2.5Western blot analysis

HCC tissues and human liver cell lines were lysed in RIPA buffer for total protein extraction. The resulting proteins were loaded onto SDS-PAGE, and after separation, they were transferred to polyvinylidene fluoride membranes (Millipore) which were then blocked with 5% Bovine Serum Albumin (BSA) before being incubated with the following primary antibodies: Anti-CSNK2A2 (abcam, ab10474), CCND1 (abcam, ab16663), VEGF (proteintech, 19003-1-AP), MMP9 (proteintech, 10375-2-AP), Phospho-NF-κB p65 (Ser536) (Cell Signaling Technology, 3033T), NF-κB p65 (Cell Signaling Technology, 8242T) and GAPDH (proteintech, 60004-1-Ig). After overnight incubation with the antibodies, the membranes were washed and a second incubation with HRP-conjugated Affinipure Goat Anti-Rabbit IgG (H+L) (proteintech, SA00001-2) or HRP-conjugated Affinipure Goat Anti-Mouse IgG (H+L) (proteintech, SA00001-1) was performed for 1 h.
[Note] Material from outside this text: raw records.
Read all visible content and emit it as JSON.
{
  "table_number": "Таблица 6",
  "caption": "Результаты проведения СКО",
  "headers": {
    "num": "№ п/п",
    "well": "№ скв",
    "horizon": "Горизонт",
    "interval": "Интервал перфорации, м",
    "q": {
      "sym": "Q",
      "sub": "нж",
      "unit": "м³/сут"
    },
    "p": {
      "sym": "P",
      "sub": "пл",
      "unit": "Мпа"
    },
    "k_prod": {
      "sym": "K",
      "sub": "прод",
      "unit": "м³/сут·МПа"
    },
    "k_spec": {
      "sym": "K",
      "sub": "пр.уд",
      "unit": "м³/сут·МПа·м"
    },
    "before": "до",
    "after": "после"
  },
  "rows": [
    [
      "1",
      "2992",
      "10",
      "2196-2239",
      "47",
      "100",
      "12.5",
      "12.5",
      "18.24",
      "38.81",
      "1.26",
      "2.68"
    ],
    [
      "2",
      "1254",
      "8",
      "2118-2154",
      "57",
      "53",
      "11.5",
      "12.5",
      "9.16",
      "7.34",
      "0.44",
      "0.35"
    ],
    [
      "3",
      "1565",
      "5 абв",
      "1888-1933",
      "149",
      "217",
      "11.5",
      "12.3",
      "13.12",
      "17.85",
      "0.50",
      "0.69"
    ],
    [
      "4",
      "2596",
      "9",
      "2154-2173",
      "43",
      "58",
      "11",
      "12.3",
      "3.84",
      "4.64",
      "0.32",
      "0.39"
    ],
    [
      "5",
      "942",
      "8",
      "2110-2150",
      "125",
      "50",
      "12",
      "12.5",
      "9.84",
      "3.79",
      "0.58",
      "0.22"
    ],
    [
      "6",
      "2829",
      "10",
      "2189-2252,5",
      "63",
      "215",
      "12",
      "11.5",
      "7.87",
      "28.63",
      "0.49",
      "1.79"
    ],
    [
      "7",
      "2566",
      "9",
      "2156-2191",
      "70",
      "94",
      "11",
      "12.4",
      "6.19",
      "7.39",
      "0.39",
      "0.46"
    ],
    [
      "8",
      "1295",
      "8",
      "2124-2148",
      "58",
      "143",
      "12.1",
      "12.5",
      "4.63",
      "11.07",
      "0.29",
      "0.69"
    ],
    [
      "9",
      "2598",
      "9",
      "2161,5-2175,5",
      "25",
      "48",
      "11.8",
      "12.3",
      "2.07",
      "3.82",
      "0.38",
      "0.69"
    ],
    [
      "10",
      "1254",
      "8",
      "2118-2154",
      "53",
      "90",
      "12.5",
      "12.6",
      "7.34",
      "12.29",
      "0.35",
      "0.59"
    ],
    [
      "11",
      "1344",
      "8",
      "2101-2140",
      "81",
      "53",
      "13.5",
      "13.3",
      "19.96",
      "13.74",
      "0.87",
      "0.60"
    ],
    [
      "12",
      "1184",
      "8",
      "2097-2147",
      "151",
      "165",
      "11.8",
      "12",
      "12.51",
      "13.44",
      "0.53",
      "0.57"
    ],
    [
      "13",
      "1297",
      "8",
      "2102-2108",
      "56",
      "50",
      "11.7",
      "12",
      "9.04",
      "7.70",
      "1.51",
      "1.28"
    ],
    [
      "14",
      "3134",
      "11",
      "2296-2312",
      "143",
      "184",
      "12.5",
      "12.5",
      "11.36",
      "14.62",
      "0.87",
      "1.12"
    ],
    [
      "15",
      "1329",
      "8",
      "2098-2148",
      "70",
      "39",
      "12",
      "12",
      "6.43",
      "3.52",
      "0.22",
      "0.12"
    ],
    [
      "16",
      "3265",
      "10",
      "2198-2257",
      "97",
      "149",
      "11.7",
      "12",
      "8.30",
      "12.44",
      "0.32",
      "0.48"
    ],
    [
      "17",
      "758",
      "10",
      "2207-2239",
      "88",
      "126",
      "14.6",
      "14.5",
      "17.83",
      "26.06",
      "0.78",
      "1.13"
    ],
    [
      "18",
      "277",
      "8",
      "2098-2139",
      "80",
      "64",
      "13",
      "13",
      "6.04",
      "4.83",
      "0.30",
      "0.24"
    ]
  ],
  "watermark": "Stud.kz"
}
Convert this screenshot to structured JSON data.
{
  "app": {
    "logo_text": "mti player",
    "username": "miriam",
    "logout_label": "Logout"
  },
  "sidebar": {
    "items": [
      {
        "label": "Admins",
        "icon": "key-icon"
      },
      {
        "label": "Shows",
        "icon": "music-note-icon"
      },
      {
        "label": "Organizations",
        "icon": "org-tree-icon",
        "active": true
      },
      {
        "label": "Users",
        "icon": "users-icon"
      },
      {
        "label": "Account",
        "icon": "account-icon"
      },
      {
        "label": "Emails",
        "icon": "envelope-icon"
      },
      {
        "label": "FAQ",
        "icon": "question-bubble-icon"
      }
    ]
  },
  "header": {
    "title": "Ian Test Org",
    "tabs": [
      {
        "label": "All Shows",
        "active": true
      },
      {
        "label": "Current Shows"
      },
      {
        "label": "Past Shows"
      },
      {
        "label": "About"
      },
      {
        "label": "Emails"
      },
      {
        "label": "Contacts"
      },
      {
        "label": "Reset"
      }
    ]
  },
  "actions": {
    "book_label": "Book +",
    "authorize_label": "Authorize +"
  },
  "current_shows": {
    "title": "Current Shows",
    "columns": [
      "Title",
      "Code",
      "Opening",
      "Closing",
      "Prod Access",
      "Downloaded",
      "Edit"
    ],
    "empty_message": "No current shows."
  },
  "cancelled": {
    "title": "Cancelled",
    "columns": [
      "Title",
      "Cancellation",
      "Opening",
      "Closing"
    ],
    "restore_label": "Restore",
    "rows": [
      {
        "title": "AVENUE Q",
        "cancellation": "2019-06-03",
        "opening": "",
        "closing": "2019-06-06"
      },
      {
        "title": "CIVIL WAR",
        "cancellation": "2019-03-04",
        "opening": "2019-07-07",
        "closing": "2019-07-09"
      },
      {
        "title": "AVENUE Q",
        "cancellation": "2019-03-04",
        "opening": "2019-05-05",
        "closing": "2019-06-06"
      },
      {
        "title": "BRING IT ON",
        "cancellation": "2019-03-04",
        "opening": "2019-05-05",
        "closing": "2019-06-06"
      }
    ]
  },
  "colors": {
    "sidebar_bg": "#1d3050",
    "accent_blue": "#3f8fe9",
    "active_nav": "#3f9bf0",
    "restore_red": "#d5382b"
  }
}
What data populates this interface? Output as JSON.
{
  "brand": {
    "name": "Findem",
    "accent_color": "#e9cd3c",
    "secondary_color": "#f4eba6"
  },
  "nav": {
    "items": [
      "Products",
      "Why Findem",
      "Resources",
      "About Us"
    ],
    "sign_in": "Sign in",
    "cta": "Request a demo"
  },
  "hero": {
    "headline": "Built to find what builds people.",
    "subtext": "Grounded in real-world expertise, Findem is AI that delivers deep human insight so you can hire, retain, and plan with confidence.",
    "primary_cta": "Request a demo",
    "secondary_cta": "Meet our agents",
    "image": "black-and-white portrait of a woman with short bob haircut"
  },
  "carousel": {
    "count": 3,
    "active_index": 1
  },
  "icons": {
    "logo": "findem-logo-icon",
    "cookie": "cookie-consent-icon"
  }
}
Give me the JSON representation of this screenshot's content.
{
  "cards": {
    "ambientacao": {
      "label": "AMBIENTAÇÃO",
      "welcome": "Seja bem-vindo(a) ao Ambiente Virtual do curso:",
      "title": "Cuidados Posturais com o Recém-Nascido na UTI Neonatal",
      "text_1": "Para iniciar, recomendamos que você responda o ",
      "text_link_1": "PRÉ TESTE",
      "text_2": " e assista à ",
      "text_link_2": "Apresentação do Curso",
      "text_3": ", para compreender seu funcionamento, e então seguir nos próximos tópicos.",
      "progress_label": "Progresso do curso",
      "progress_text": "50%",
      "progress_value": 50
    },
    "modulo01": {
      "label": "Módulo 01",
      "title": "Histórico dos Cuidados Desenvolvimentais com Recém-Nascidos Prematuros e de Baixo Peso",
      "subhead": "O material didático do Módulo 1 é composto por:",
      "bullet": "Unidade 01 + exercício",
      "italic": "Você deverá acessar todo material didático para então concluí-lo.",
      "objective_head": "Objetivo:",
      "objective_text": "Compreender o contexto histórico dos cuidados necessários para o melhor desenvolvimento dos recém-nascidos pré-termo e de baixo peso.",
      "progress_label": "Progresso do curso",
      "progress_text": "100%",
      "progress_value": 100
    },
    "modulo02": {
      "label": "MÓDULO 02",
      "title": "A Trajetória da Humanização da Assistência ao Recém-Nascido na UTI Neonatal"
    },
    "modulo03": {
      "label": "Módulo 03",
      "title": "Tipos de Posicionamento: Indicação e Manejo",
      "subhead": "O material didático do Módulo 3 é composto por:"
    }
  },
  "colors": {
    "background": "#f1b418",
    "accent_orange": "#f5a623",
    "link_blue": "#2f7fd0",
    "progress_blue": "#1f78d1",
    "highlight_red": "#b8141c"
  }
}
ECL Western Blotting Substrate (Solarbio, PE0010) was eventually used to visualize the results with the help of the Bio-Rad ChemiDoc XRS+ imaging system.

2.6Quantitative real-time analysis

Human liver cell lines were harvested for total RNA extraction using the AG RNAex Pro Reagent (Accurate Biology, AG21101). After reverse transcription of the extracted RNA (1 μg) using the Evo M-MLV RT Premix (Accurate Biology, AG11706), the resulting cDNA was amplified by quantitative real-time PCR (qPCR) on an ABI Q3 system by using the SYBR® Green Premix Pro Taq HS qPCR Kit (Accurate Biology, AG11701). For the qPCR, the primer sequences for CSNK2A2 were 5′-TCCCGAGCTGGGGTAATCAA-3′ (Forward) and 5′-GTTCCACCACGAAGGTTCTCC-3′ (Reverse) while in the case of GAPDH, 5′-GGAGCGAGATCCCTCCAAAAT-3′ and 5′-GGCTGTTGTCATACTTCTCATGG-3′ were used as the forward and reverse primers respectively. The relative transcript level of CSNK2A2 was eventually determined based on the 2−△△CT method.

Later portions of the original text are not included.